Here are some interesting stock market slags that are used by stock marketers.
How many of these slags did you actually know?? Let’s explore these.
Bulls used to explicitly relate to a market with an upward trend and a growth cycle, but they can now simply refer to an upbeat speculator who frequently makes long trades. Although there is no concrete evidence to support this, some people think that bull markets earned their name from the way bulls throw their enemies and spike their horns high.
A bear market, often known as a depressed and/or downward-trending market, is the opposite of a bull market. Similarly, a bullish trader or investor has optimistic views about a market, while bearish ones are gloomy.

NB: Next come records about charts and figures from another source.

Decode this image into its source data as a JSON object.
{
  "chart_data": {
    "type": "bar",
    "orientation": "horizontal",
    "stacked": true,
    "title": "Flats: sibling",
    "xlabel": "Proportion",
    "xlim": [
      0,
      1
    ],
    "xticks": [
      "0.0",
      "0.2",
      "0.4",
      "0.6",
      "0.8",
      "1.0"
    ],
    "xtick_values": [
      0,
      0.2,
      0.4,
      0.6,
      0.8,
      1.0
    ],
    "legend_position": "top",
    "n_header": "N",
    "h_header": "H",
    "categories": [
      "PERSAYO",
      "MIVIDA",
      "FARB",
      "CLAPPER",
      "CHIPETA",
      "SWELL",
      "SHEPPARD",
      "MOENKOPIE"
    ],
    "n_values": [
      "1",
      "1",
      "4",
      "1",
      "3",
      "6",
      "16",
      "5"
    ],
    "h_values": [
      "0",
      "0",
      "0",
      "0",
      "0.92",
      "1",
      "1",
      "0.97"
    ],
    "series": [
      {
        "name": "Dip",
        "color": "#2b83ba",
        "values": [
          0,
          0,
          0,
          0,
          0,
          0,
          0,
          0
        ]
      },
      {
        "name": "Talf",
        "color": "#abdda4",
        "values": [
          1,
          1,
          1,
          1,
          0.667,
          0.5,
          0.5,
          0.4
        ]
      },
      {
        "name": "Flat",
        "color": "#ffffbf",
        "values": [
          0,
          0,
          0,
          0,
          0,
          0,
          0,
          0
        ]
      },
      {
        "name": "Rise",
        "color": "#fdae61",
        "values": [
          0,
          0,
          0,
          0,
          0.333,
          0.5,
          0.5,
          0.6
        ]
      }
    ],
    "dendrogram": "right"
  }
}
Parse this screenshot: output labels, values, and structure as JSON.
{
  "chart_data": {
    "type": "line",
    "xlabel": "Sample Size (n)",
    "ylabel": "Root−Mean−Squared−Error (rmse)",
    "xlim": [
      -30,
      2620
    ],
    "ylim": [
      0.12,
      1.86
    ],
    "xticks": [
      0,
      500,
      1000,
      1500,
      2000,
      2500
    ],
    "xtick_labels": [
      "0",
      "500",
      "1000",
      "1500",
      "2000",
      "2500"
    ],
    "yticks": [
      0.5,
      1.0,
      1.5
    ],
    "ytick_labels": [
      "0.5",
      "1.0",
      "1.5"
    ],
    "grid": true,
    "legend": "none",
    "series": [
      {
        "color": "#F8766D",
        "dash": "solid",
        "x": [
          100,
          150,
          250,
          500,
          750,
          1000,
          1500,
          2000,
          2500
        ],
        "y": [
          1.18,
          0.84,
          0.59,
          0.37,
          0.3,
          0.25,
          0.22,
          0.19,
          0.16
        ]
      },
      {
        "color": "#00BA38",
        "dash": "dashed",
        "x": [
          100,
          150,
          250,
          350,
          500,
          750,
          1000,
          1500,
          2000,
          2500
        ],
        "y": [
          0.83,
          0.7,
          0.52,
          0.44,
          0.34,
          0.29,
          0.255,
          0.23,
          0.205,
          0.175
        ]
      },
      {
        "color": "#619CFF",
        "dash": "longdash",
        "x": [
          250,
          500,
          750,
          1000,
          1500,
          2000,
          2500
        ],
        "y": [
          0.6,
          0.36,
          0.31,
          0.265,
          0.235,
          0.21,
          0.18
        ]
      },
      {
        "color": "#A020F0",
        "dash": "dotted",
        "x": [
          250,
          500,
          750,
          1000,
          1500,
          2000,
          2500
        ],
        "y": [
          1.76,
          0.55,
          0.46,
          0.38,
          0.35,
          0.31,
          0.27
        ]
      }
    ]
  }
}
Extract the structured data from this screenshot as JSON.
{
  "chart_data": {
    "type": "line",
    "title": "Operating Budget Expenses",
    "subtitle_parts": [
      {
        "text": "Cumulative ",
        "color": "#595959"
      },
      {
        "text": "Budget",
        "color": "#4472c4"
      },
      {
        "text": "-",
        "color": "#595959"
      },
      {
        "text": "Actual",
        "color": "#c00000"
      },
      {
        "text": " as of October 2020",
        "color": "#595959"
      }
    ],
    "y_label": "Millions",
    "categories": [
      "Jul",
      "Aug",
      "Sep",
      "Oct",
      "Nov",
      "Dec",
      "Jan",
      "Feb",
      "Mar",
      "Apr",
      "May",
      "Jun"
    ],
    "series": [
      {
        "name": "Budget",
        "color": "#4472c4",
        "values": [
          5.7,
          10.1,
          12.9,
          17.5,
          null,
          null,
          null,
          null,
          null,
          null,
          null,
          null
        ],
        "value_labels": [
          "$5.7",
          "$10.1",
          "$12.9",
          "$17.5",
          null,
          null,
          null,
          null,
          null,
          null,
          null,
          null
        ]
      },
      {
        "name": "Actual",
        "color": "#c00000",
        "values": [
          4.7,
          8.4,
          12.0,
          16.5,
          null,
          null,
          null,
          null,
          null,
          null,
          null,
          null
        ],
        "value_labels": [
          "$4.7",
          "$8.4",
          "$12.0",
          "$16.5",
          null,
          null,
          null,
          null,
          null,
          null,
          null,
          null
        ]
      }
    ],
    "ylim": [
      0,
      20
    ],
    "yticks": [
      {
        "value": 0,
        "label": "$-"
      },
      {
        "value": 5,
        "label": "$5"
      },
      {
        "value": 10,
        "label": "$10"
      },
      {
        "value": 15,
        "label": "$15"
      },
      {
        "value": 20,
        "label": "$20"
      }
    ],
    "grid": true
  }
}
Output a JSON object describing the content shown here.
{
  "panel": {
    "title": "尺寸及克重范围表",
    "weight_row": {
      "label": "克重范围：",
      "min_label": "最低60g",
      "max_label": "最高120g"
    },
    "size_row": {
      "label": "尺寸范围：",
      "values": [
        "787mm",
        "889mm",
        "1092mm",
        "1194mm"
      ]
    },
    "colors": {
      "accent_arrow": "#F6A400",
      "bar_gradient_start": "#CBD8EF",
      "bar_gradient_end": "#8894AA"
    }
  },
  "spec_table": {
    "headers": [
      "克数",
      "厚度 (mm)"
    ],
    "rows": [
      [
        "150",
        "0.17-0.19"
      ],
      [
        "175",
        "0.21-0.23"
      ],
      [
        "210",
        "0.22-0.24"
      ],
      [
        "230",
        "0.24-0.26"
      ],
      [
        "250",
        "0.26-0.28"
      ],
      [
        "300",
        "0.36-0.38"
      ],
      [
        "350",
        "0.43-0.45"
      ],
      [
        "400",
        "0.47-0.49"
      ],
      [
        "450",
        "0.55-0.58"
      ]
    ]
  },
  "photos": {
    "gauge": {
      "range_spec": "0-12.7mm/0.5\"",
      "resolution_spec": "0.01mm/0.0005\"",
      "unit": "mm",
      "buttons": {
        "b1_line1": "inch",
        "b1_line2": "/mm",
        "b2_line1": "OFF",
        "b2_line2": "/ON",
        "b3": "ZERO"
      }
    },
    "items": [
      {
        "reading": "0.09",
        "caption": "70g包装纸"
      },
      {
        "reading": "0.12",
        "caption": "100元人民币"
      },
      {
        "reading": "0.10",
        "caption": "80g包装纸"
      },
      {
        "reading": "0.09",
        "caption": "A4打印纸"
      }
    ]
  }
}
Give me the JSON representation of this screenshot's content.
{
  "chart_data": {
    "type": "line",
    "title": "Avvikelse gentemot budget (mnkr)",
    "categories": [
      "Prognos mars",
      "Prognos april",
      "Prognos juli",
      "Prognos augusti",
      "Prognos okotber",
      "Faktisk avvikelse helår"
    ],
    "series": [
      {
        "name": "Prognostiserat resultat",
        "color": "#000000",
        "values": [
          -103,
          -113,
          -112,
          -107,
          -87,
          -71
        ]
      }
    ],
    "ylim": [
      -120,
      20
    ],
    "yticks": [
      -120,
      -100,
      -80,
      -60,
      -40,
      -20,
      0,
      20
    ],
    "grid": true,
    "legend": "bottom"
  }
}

Black swans, a phrase that has gained in use after Brexit, refer to an entirely unexpected and unforeseeable position. Black swans are as important as they are unexpected, and they must have a major influence on the market—often a negative one. The dot com bubble explosion in the 1990s and the world financial crisis of 2008 are two well-known examples of black swan events.
Whales are market movers and shakers with so much capital that their purchases and sales cause commotion in the marketplace in a way that only enormous animals can.
Startups that have grown to be valued at $1 billion or more are known as unicorns, one of the most recent words used here. Some people might cynically speculate that they were given their unusual names since it is impossible to ever find one.
As one of the few words derived from an acronym, TIGR, or Treasury Investors Growth Receipt, tigers are unique. In the 1980s, Merrill Lynch bank developed and copyrighted this kind of Treasury bond. Although now mostly out of date, TIGRs were formerly well-liked because owners of “tiger” bonds were exempt from paying interest or taxes.
a trader who consciously veers away from trends or market sentiment. It is typically not advised for anyone other than the most seasoned market movers since, as traders like to say, “the trend is your friend.”
Inflate and dump
The unethical market manipulators employ the “pump and dump” strategy. By using techniques like bogus news, recommendations, and raving evaluations on a stock that they themselves have planted or created, they profit from a market’s upward trend. This is fraud, not a trading method. Fraudsters are imprisoned.